Most university patent policies burn their energy on ownership and royalty-sharing. The apparatus of definitions has to do with scope of the ownership claim, the demands for complying with the ownership claims, and the puffily arrogant rationalizations for ownership. Then there is the failed magic of commercialization, which gets no policy to speak of, and an often complicated discussion of how royalties are to be divided, appealed, and reported for tax purposes. There is next to no apparatus that would limit patent speculation or the use of patents to suppress use.
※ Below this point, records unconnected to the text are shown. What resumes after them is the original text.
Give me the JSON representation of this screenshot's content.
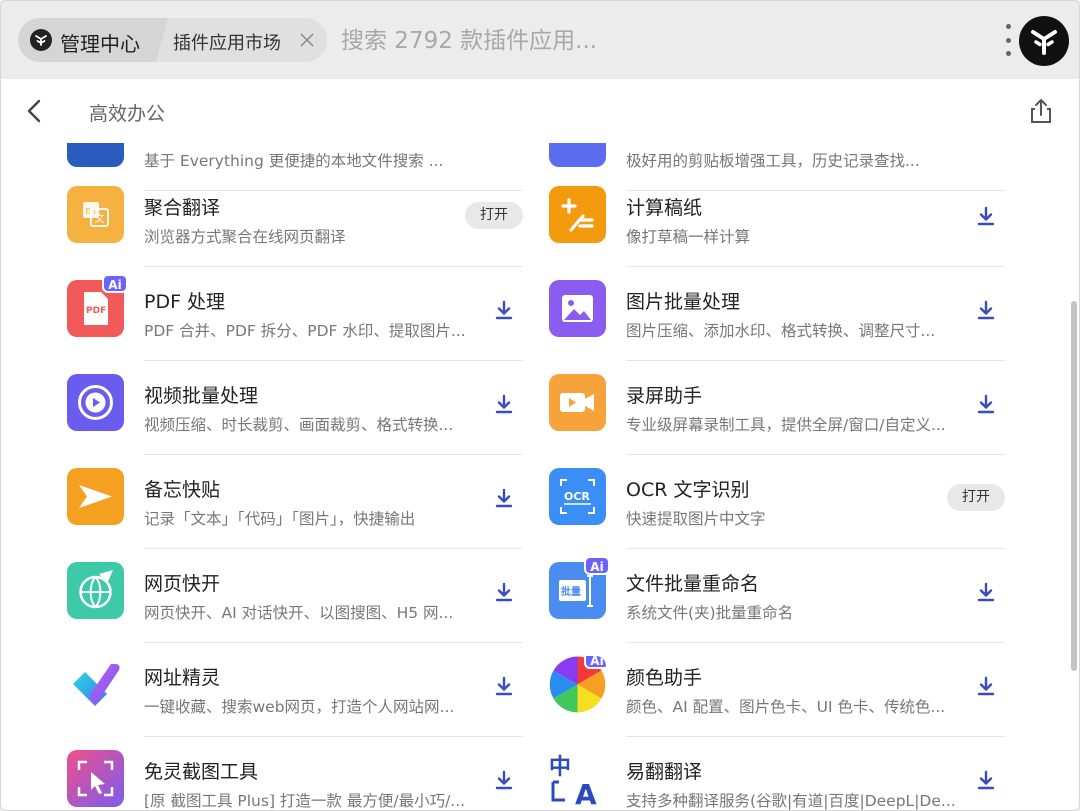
{
  "topbar": {
    "home_label": "管理中心",
    "tab_label": "插件应用市场",
    "search_placeholder": "搜索 2792 款插件应用..."
  },
  "subheader": {
    "title": "高效办公"
  },
  "download_label": "下载",
  "open_label": "打开",
  "partial_row": {
    "left_desc": "基于 Everything 更便捷的本地文件搜索 ...",
    "right_desc": "极好用的剪贴板增强工具，历史记录查找..."
  },
  "apps": [
    {
      "name": "聚合翻译",
      "desc": "浏览器方式聚合在线网页翻译",
      "action": "open",
      "icon": "translate-icon",
      "color": "#f5b240",
      "ai": false
    },
    {
      "name": "计算稿纸",
      "desc": "像打草稿一样计算",
      "action": "download",
      "icon": "calculator-icon",
      "color": "#f39a0f",
      "ai": false
    },
    {
      "name": "PDF 处理",
      "desc": "PDF 合并、PDF 拆分、PDF 水印、提取图片...",
      "action": "download",
      "icon": "pdf-icon",
      "color": "#f25a5a",
      "ai": true
    },
    {
      "name": "图片批量处理",
      "desc": "图片压缩、添加水印、格式转换、调整尺寸...",
      "action": "download",
      "icon": "image-icon",
      "color": "#8a5cf0",
      "ai": false
    },
    {
      "name": "视频批量处理",
      "desc": "视频压缩、时长裁剪、画面裁剪、格式转换...",
      "action": "download",
      "icon": "video-icon",
      "color": "#6b5cf0",
      "ai": false
    },
    {
      "name": "录屏助手",
      "desc": "专业级屏幕录制工具，提供全屏/窗口/自定义...",
      "action": "download",
      "icon": "camera-icon",
      "color": "#f5a33a",
      "ai": false
    },
    {
      "name": "备忘快贴",
      "desc": "记录「文本」「代码」「图片」，快捷输出",
      "action": "download",
      "icon": "star-icon",
      "color": "#f5a020",
      "ai": false
    },
    {
      "name": "OCR 文字识别",
      "desc": "快速提取图片中文字",
      "action": "open",
      "icon": "ocr-icon",
      "color": "#3b8ef5",
      "ai": false
    },
    {
      "name": "网页快开",
      "desc": "网页快开、AI 对话快开、以图搜图、H5 网...",
      "action": "download",
      "icon": "globe-icon",
      "color": "#3ec9a8",
      "ai": false
    },
    {
      "name": "文件批量重命名",
      "desc": "系统文件(夹)批量重命名",
      "action": "download",
      "icon": "rename-icon",
      "color": "#4a8cf0",
      "ai": true
    },
    {
      "name": "网址精灵",
      "desc": "一键收藏、搜索web网页，打造个人网站网...",
      "action": "download",
      "icon": "link-icon",
      "color": "#ffffff",
      "ai": false
    },
    {
      "name": "颜色助手",
      "desc": "颜色、AI 配置、图片色卡、UI 色卡、传统色...",
      "action": "download",
      "icon": "color-wheel-icon",
      "color": "#ffffff",
      "ai": true
    },
    {
      "name": "免灵截图工具",
      "desc": "[原 截图工具 Plus] 打造一款 最方便/最小巧/...",
      "action": "download",
      "icon": "screenshot-icon",
      "color": "#e84a8a",
      "ai": false
    },
    {
      "name": "易翻翻译",
      "desc": "支持多种翻译服务(谷歌|有道|百度|DeepL|De...",
      "action": "download",
      "icon": "translate-ca-icon",
      "color": "#ffffff",
      "ai": false
    }
  ]
}
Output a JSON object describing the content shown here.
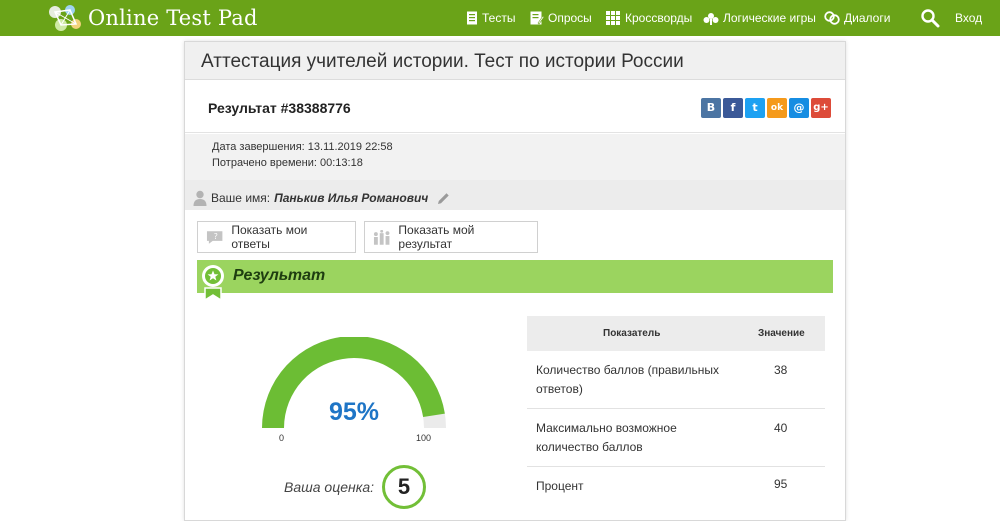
{
  "brand": {
    "name": "Online Test Pad"
  },
  "nav": {
    "items": [
      {
        "label": "Тесты",
        "icon": "document-icon"
      },
      {
        "label": "Опросы",
        "icon": "survey-icon"
      },
      {
        "label": "Кроссворды",
        "icon": "grid-icon"
      },
      {
        "label": "Логические игры",
        "icon": "puzzle-icon"
      },
      {
        "label": "Диалоги",
        "icon": "chat-icon"
      }
    ],
    "search_icon": "search-icon",
    "login_label": "Вход"
  },
  "page": {
    "title": "Аттестация учителей истории. Тест по истории России",
    "result_number": "Результат #38388776",
    "share": [
      "В",
      "f",
      "t",
      "ok",
      "@",
      "g+"
    ],
    "finished_label": "Дата завершения:",
    "finished_value": "13.11.2019 22:58",
    "spent_label": "Потрачено времени:",
    "spent_value": "00:13:18",
    "name_label": "Ваше имя:",
    "name_value": "Панькив Илья Романович"
  },
  "buttons": {
    "show_answers": "Показать мои ответы",
    "show_result": "Показать мой результат"
  },
  "result": {
    "heading": "Результат",
    "gauge": {
      "percent_text": "95%",
      "fraction": 0.95,
      "min": "0",
      "max": "100"
    },
    "grade_label": "Ваша оценка:",
    "grade_value": "5"
  },
  "table": {
    "headers": [
      "Показатель",
      "Значение"
    ],
    "rows": [
      {
        "label": "Количество баллов (правильных ответов)",
        "value": "38"
      },
      {
        "label": "Максимально возможное количество баллов",
        "value": "40"
      },
      {
        "label": "Процент",
        "value": "95"
      }
    ]
  },
  "colors": {
    "accent": "#6aa318",
    "band": "#9bd45f",
    "gauge_fill": "#6cbd34",
    "gauge_empty": "#ebebeb",
    "percent": "#1e75c6"
  }
}
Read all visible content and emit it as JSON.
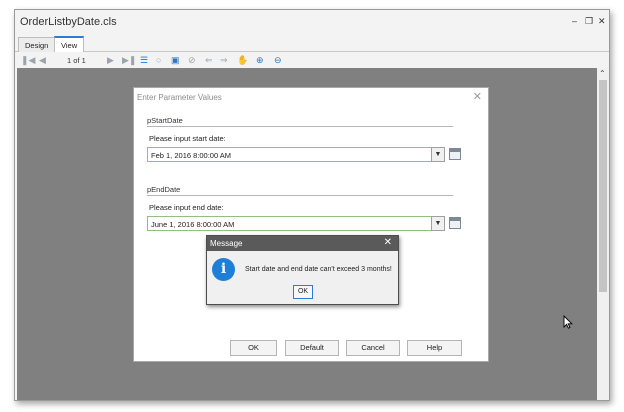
{
  "window": {
    "title": "OrderListbyDate.cls"
  },
  "tabs": [
    {
      "label": "Design"
    },
    {
      "label": "View"
    }
  ],
  "toolbar": {
    "page_count": "1 of 1"
  },
  "param_dialog": {
    "title": "Enter Parameter Values",
    "start": {
      "section": "pStartDate",
      "prompt": "Please input start date:",
      "value": "Feb 1, 2016 8:00:00 AM"
    },
    "end": {
      "section": "pEndDate",
      "prompt": "Please input end date:",
      "value": "June 1, 2016 8:00:00 AM"
    },
    "buttons": {
      "ok": "OK",
      "default": "Default",
      "cancel": "Cancel",
      "help": "Help"
    }
  },
  "message_dialog": {
    "title": "Message",
    "text": "Start date and end date can't exceed 3 months!",
    "ok": "OK"
  },
  "colors": {
    "accent": "#2c7bd6",
    "info": "#1e7fd8",
    "viewer_bg": "#808080",
    "message_titlebar": "#5a5a5a"
  }
}
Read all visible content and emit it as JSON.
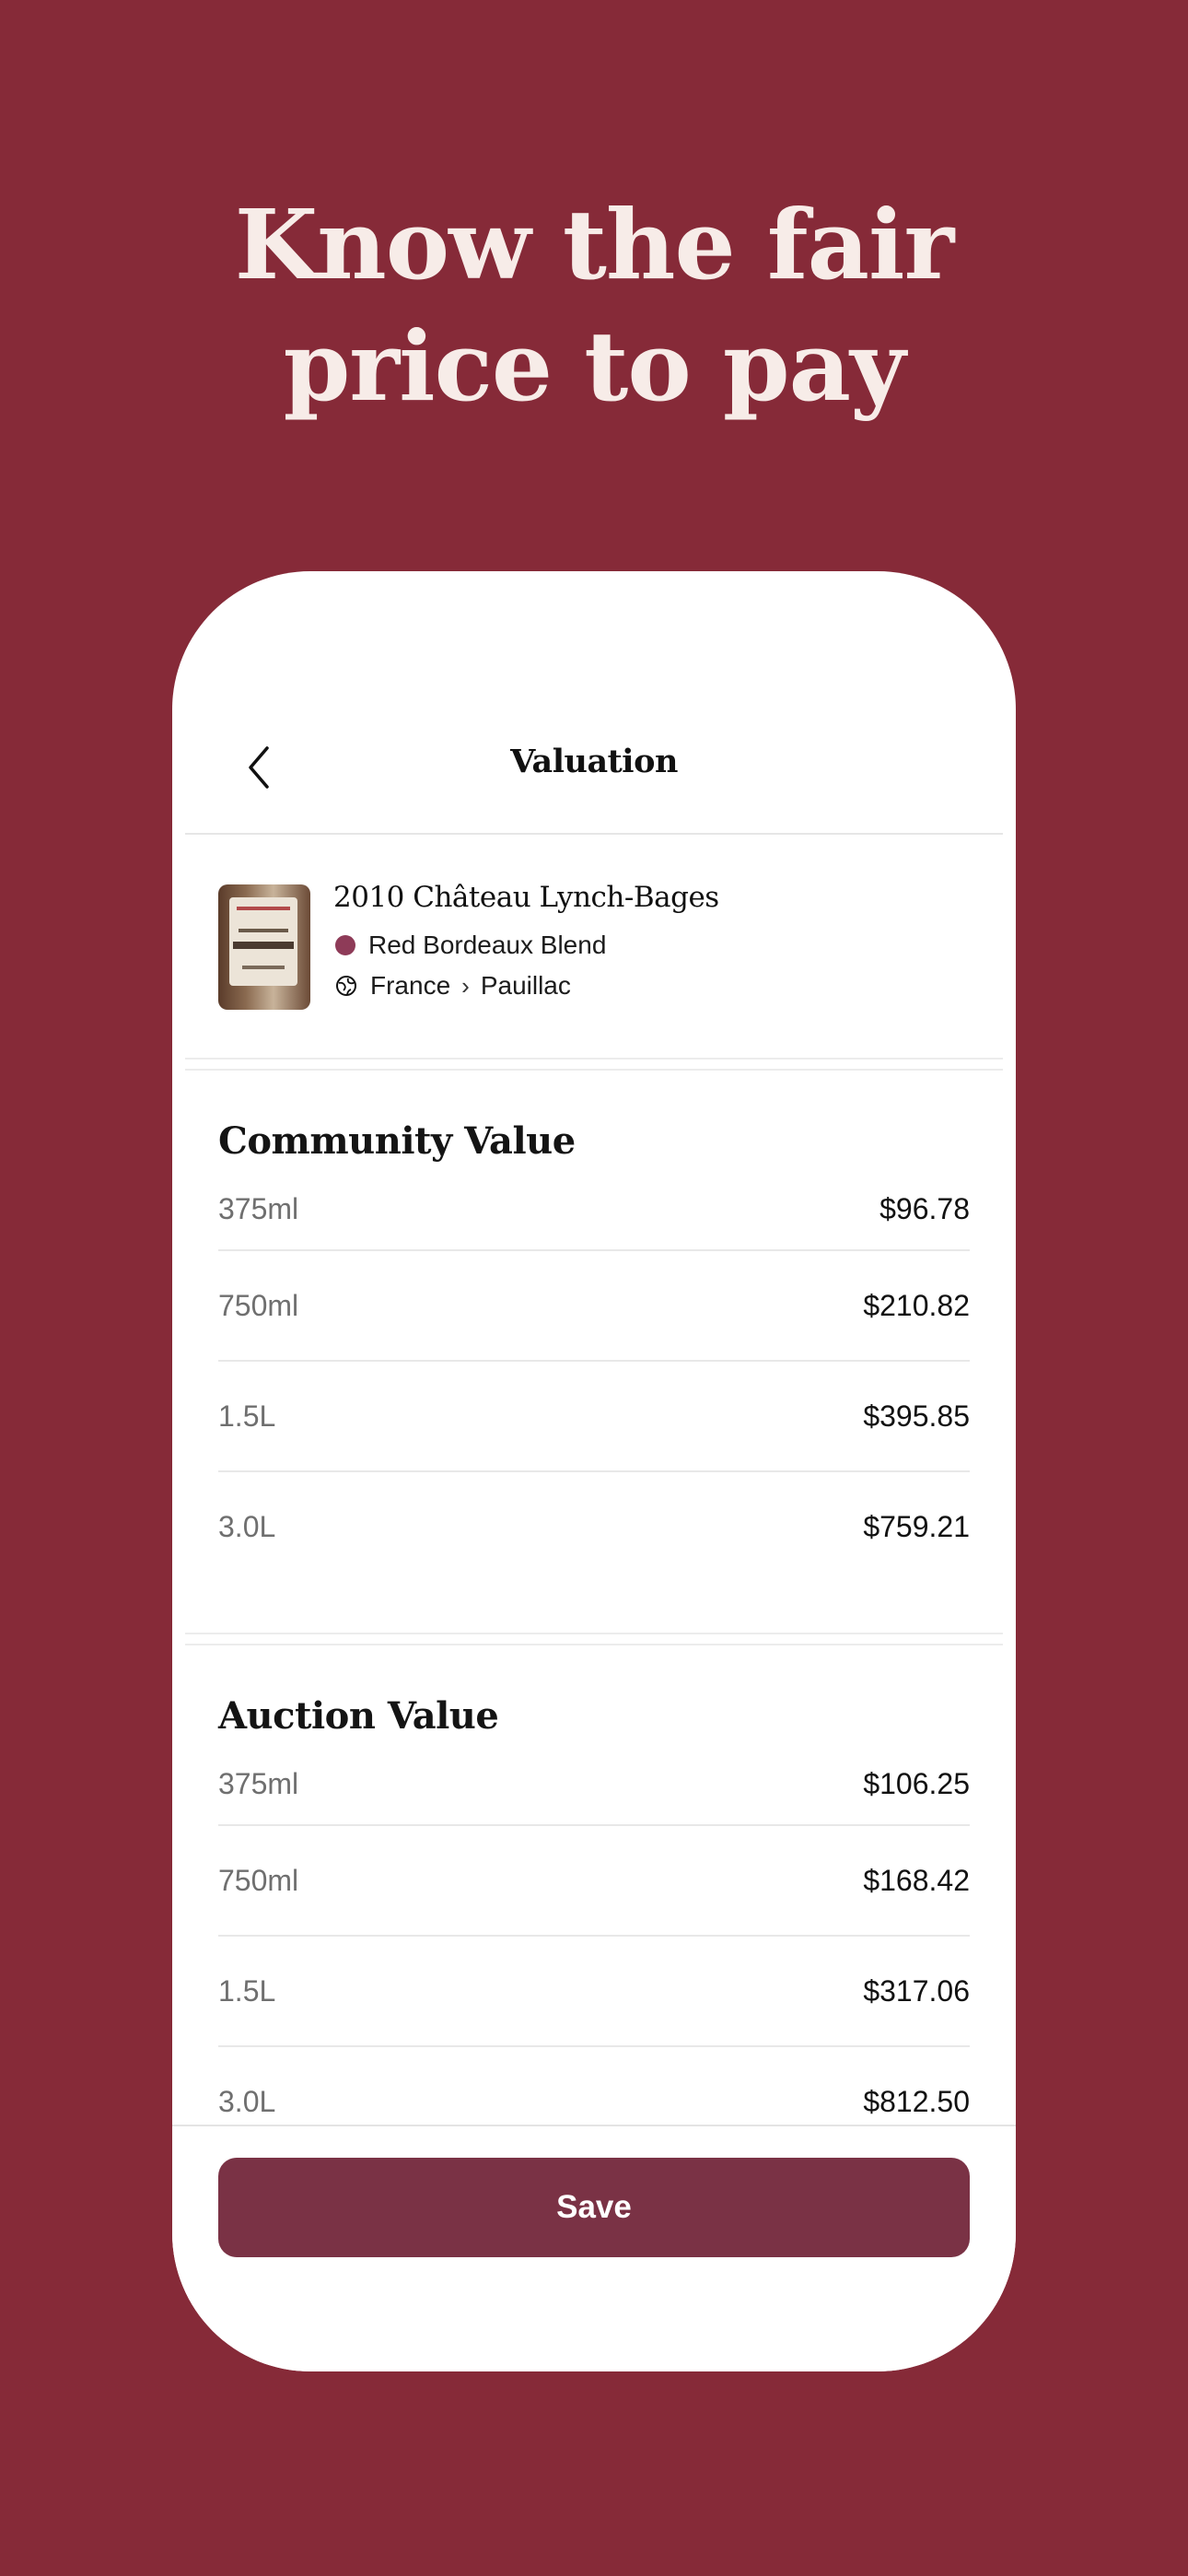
{
  "headline": {
    "line1": "Know the fair",
    "line2": "price to pay"
  },
  "nav": {
    "title": "Valuation",
    "back_icon": "chevron-left-icon"
  },
  "wine": {
    "name": "2010 Château Lynch-Bages",
    "type": "Red Bordeaux Blend",
    "type_color": "#8e3b58",
    "country": "France",
    "region": "Pauillac"
  },
  "community": {
    "title": "Community Value",
    "rows": [
      {
        "size": "375ml",
        "price": "$96.78"
      },
      {
        "size": "750ml",
        "price": "$210.82"
      },
      {
        "size": "1.5L",
        "price": "$395.85"
      },
      {
        "size": "3.0L",
        "price": "$759.21"
      }
    ]
  },
  "auction": {
    "title": "Auction Value",
    "rows": [
      {
        "size": "375ml",
        "price": "$106.25"
      },
      {
        "size": "750ml",
        "price": "$168.42"
      },
      {
        "size": "1.5L",
        "price": "$317.06"
      },
      {
        "size": "3.0L",
        "price": "$812.50"
      }
    ]
  },
  "footer": {
    "save_label": "Save"
  },
  "colors": {
    "background": "#862a38",
    "button": "#7a3245"
  }
}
And yet a university patent practice based on a portfolio model seeking exclusive “commercialization” partners does just that–it suppresses early latency periods of use and attracts speculators–often now in the form of university-promoted startups, where even the startups work to design around the license or switch to a different line of product development when the initial funding runs out (an SBIR grant, or a state economic develop grant). There is next to no apparatus in university patent policies to limit the scope or term of exclusive licenses, to reserve broad rights for use of all sorts, not just educational and research use at the host university, not even for any university–all sorts of uses. There is no indication that feeding the commons is in the public interest. These university patent policies–and I have read many of them–make a fetish over “protection” of inventions from the public, as if the only public good that can arise depends on a monopolist somewhere making a deal to share profits with a university administrator.
University research deserves a more thoughtful, broader-reaching approach to the role of patents in encouraging an active latency period for inventions and discoveries. Rather than suppress use–or reserve it for the wealthy–a university patent should mean “available to all, subject to the terms that encourage messing around until there’s a good reason for everyone to sit up and pay closer attention.” It’s like the search for a key to a chest of gold–except that we don’t know where either the key or the chest of gold might be. A patent can be used to enable the search–who knows where and how–or it can shut that search down for two decades and maybe forever. University patent policies make a big deal out of ownership and money, and next to nothing about the distinctive role of a university intending to operate at the frontiers of discovery.